No entanto, ainda precisava descobrir que vantagens teria ao ser a divindade desse povo.
Por outro lado, o xamã do povo dos minotauros, após décadas de rituais, finalmente obtivera uma resposta divina. Ele também não sabia o que dizer ou fazer.
Por fim, o xamã rompeu o silêncio, curvando-se respeitosamente:
— Grandioso deus, conceda-nos a bênção para nossa tribo.
Ao ouvir o pedido do xamã, Zhou Tiejin sentiu-se constrangido. Naquele minuto, tentara identificar quais poderes possuía como divindade.
Percebeu que, por ora, tinha apenas duas habilidades peculiares: a primeira, abrangia o campo de visão de toda a tribo; a segunda, era o entendimento das línguas, permitindo comunicação perfeita com os nativos.
Que divindade modesta, pensou Zhou Tiejin, e logo encontrou uma maneira de ganhar tempo.
— Seus rituais só foram suficientes para despertar-me do caos. Firmarei um pacto convosco: quanto mais devotos forem em seus rituais, mais bênçãos concederei, ajudando a tribo a prosperar.
Após rápida observação, ele entendeu, em linhas gerais, o “povo dos minotauros”. Viviam numa fértil planície de aluvião, mas era inverno, com rios congelados e tudo coberto pelo frio.
A tribo contava com cerca de quatrocentas pessoas, em sua maioria jovens e adultos; não havia anciãos, mas todos possuíam uma estrutura física imponente, talvez por influência genética. Pelos utensílios de suas moradias, estavam na fase intermediária da cultura da cerâmica; ainda não havia sinais de objetos metálicos.
— Sim! —
O xamã estava eufórico. Viver em terras selvagens era perigoso, e apenas tribos protegidas por deuses podiam resistir às calamidades e crescer.
A tribo sacrificara muito e, após várias gerações de rituais, finalmente o totem divino respondera!
Os sacrifícios antigos mostraram-se válidos!
— O deus ordena que realizemos novos rituais; após eles, ele nos concederá bênçãos! —
O xamã anunciou aos homens robustos.
Estes, em êxtase, exibiram expressões de dor e hesitação, até que o mais velho entre eles se adiantou:
— Use-me para o ritual.
O xamã assentiu solenemente, pegando uma faca de osso afiada, com o comprimento da coxa de um adulto, cuja lâmina exibia vestígios de sangue escuro impregnado.
Zhou Tiejin reagiu rapidamente:
— Esperem.
O xamã, que se preparava para enfiar a faca no corpo do homem, parou, olhando com dúvida para a fogueira ardente, aguardando as ordens do deus.
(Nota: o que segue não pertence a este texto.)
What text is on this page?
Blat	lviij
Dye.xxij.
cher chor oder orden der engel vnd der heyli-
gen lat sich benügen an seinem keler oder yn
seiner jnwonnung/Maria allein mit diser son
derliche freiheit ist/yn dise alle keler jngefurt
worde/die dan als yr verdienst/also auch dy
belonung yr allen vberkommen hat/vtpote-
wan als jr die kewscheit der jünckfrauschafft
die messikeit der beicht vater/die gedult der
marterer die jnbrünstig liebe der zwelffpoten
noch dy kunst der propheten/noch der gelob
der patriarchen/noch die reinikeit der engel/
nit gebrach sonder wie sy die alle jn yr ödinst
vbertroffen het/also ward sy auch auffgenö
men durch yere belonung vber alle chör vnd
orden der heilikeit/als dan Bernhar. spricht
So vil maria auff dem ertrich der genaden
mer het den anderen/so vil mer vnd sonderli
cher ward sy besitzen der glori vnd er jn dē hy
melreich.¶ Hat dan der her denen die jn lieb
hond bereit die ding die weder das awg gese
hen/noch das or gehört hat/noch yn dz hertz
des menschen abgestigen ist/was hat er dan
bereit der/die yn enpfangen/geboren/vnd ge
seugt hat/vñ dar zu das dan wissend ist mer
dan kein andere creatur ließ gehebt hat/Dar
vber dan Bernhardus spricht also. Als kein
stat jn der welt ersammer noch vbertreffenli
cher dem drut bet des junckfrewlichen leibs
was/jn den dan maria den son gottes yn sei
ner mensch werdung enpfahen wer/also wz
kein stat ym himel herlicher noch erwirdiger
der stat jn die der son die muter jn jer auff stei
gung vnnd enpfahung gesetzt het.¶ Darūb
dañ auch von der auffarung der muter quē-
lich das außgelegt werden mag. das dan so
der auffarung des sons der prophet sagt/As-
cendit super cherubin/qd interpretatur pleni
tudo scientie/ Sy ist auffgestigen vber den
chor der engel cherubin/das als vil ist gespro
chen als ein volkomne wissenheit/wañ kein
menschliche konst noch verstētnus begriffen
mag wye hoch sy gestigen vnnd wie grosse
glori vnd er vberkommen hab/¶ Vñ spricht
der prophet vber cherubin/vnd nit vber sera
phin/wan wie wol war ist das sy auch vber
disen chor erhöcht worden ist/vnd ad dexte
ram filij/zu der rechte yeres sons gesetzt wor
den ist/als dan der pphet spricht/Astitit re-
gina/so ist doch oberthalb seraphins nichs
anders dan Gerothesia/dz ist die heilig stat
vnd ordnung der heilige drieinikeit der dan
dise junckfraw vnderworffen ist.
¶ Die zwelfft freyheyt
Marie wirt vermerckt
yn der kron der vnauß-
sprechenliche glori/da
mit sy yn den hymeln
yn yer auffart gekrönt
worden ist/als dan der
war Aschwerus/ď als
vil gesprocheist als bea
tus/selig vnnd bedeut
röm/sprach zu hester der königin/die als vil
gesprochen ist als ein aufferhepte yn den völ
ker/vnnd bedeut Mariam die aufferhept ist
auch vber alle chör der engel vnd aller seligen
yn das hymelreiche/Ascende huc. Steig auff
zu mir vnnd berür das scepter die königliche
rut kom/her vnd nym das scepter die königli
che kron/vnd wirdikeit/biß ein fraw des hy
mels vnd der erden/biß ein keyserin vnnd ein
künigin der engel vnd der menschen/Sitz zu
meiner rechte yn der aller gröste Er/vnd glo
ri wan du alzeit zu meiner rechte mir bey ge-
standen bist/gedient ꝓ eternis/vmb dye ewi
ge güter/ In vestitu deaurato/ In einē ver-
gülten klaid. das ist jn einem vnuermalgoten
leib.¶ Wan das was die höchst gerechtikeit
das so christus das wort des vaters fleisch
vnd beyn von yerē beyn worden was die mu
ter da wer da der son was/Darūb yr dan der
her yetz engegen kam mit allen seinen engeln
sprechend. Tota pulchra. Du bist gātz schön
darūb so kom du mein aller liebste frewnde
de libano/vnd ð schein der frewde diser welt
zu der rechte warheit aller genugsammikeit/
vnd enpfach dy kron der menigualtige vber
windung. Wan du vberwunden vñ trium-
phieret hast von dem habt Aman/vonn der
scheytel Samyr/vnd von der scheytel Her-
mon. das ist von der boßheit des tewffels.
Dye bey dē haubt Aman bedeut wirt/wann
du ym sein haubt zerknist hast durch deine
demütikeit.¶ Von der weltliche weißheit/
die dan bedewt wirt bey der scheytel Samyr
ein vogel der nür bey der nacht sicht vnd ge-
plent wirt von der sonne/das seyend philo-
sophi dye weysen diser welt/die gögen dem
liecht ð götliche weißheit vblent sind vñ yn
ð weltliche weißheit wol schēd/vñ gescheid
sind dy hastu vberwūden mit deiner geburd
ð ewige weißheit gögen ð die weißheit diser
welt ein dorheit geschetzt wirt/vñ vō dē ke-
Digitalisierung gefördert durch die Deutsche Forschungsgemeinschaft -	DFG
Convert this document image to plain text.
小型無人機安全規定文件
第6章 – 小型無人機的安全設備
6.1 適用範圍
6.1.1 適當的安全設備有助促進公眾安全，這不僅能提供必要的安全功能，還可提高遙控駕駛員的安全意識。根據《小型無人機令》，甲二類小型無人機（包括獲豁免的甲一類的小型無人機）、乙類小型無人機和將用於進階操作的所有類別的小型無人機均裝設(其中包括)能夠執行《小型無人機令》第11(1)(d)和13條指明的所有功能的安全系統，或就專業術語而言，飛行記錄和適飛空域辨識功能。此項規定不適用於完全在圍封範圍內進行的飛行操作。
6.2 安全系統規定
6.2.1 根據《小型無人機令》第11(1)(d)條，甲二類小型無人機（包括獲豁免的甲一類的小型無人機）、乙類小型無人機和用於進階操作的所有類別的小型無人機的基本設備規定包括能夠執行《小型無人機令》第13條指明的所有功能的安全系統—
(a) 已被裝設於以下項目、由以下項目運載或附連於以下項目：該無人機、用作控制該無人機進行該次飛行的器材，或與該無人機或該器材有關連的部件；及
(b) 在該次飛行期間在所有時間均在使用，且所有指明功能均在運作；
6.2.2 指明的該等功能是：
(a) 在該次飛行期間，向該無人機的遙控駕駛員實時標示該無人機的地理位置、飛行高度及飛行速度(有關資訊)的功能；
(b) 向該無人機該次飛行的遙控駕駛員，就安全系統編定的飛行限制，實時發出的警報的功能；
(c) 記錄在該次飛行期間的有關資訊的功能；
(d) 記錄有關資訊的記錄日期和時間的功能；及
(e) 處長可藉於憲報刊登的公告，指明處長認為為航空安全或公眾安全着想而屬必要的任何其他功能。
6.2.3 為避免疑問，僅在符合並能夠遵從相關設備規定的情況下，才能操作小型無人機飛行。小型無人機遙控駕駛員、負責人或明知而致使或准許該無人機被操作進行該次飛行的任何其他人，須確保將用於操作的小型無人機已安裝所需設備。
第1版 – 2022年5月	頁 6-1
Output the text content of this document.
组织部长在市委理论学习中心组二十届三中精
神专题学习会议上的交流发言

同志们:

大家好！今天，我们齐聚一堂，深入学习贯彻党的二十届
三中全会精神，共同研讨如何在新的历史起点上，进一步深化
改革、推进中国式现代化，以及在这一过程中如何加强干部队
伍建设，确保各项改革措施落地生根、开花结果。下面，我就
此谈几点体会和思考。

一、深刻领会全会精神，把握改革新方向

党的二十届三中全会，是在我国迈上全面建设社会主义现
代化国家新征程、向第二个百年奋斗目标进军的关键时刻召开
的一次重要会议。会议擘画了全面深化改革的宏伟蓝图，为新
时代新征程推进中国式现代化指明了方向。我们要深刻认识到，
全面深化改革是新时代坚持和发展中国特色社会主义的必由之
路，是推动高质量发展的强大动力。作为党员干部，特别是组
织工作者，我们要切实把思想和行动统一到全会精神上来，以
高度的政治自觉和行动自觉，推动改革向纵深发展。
— Vocês pretendem usá-lo como oferenda? —
A voz de Zhou Tiejin era grave e complexa.
— Sim, grandioso deus. Os humanos possuem grande espiritualidade, são a melhor oferenda.
De fato, nos povos primitivos, o sacrifício humano era um estágio normal de transição.
Com um certo pesar, Zhou Tiejin fez sua voz ecoar através da fogueira, declarando solenemente:
— Era assim quando eu ainda estava no caos. De agora em diante, firmo um pacto com vocês: vocês e seus descendentes jamais devem sacrificar pessoas vivas em minha honra; devem me cultuar com devoção.